Two altercations involving prisoners at the Curry County Adult Detention Center over the weekend have resulted in at least $4,000 worth of damage to the jail and an injury to a guard, Detention Center Administrator Don Burdine said today.

One incident forced guards to call in Clovis police officers for backup, who came toting bean-bag-shooting shotguns, he added.

The mayhem points up the need for either more guards or fewer prisoners at the detention center, Burdine said.
Early Friday morning, a guard trying to break up a fight between two prisoners in the detention center’s detox tank injured his right knee and ankle. He was getting a medical check of the injury Wednesday, Burdine said.

At about 8:30 p.m. Sunday, three prisoners refused to return to their cell when ordered to by guards. The prisoners used a mop handle and other objects from the cell to break a glass window at the cell’s front, causing between $4,000 and $5,000 worth of damage, Burdine said.

“We had flooding caused by a prisoner hitting a sprinkler head. The guards were letting prisoners out of their cells, one cell at a time, so they could clean up the flood water in their cells. Three prisoners refused to go back into their cell after sweeping it out,” he said.

“There were four guards on the floor at the time. They called the Clovis PD for back up, but while they were waiting the inmates broke the glass on the front of the cell,” he said.
Burdine said once police officers arrived the prisoners were handcuffed and moved to isolation cells without difficulty.

“Of course (the guards) went in with Tasers and pepper-ball guns, and the police brought beanbag shotguns, but it was the show of force that brought the incident to a close,” he said.

Neither incident was large and each is the kind of event that is common in detention centers, but they point up the need for a more favorable guard-to-prisoner ratio at the detention center, Burdine said.

“If we’d had the officers to make a show of force to begin with, they might not have happened,” he said.
“I have officers who’re telling me they are looking for other work, because they don’t feel safe with our prisoner-to-officer ratio,” he added.

The Curry County Adult Detention Center operates with five officers to a shift. With one officer in the jail’s control room and another at its booking desk; that leaves three officers on the prison floor at a time, Burdine said.
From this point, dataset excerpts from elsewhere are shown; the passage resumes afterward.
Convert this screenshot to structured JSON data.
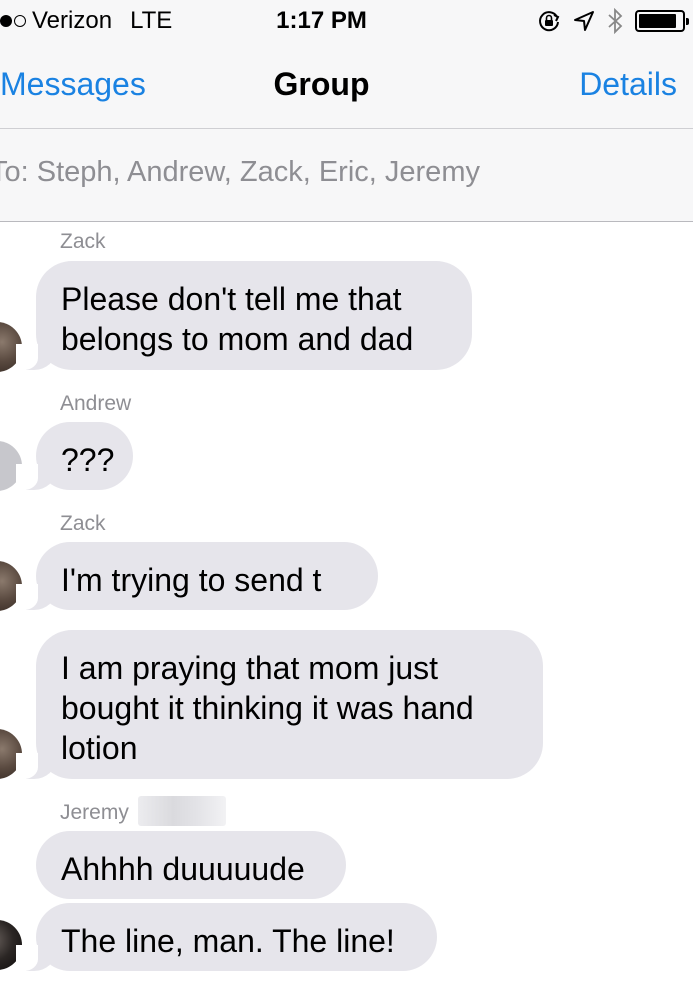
{
  "status_bar": {
    "carrier": "Verizon",
    "network": "LTE",
    "time": "1:17 PM"
  },
  "nav": {
    "back_label": "Messages",
    "title": "Group",
    "details_label": "Details"
  },
  "recipients": {
    "text": "To: Steph, Andrew, Zack, Eric, Jeremy"
  },
  "messages": [
    {
      "sender": "Zack",
      "text": "Please don't tell me that\nbelongs to mom and dad"
    },
    {
      "sender": "Andrew",
      "text": "???"
    },
    {
      "sender": "Zack",
      "text": "I'm trying to send t"
    },
    {
      "sender": "",
      "text": "I am praying that mom just\nbought it thinking it was hand\nlotion"
    },
    {
      "sender": "Jeremy",
      "text": "Ahhhh duuuuude"
    },
    {
      "sender": "",
      "text": "The line, man. The line!"
    }
  ],
  "colors": {
    "accent": "#1a82e2",
    "bubble": "#e6e5eb",
    "sender_text": "#8e8e93"
  },
  "icons": [
    "signal-dots-icon",
    "orientation-lock-icon",
    "location-arrow-icon",
    "bluetooth-icon",
    "battery-icon"
  ]
}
Although New Mexico has no adult jail standards, that is a low number of guards compared to similar-sized facilities in similar-sized counties, he said. “Otero and Chavez counties, which have about the same-sized jails as ours, run nine and 15 officers a shift,” he said.
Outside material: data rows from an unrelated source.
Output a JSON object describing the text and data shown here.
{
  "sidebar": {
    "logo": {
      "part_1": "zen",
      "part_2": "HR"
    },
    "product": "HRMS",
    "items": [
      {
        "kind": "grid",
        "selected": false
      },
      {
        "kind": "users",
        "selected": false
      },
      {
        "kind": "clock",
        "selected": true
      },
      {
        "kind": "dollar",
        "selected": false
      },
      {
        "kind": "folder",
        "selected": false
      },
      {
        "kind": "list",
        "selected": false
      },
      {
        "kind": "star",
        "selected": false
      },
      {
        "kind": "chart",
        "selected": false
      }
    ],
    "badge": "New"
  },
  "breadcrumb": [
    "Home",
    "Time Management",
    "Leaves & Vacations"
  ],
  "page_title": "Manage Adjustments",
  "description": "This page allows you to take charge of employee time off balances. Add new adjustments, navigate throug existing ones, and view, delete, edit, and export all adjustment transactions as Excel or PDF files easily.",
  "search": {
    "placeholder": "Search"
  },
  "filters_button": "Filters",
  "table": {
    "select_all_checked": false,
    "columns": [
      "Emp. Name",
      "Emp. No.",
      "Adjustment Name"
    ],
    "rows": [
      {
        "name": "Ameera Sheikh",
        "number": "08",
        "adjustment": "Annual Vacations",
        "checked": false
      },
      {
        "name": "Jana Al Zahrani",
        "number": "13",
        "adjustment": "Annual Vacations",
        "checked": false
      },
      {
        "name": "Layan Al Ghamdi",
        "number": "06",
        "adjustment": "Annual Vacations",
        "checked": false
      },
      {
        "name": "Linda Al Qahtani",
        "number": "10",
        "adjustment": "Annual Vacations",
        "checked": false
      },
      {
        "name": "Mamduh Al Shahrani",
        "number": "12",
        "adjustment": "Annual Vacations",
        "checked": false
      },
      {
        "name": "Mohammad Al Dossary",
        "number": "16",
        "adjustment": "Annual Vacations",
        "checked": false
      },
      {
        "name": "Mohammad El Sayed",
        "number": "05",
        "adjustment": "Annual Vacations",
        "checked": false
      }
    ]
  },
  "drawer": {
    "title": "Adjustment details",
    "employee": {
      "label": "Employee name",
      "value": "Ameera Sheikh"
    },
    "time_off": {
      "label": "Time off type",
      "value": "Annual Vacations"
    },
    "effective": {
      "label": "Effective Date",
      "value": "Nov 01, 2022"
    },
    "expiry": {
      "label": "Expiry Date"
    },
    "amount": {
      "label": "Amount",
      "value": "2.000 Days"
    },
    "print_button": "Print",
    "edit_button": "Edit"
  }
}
“Of course, they also pay more than we do, over $10 an hour plus benefits to entry-level officers, compared to our $8.93 per hour, plus benefits,” he said.

But, Burdine said, he currently sees no solution to his staffing problem.

“The county can’t afford more. We’re already looking at a $1.4 million deficit, and that’s with no pay increase and no added staff,” he said.

County Commissioner Ed Perales, a member of the commission’s jail committee, echoed Burdine’s statement.
“If we had another half million dollars to throw into staffing, we would. But with the current financial situation, even with the continuing influx of prisoners, we just don’t have it,” he said.

Commissioner Pete Hulder, also a jail committee member, said a proposed new annex may reduce congestion in the detention center, but the county will have to hire more officers to staff that facility.

“At some point in time, the commission is going to have to make a hard decision about whether to raise taxes. If we do nothing, the state will come after us,” he said.

Burdine said he is still considering whether to file charges against the three prisoners who broke the window. On one hand, the vandalism should not go unpunished. On the other, all three are awaiting sentencing on felony charges and will soon be sent to state prison, he said.

“If I held them longer, we’d just have to pay for their upkeep here,” he said.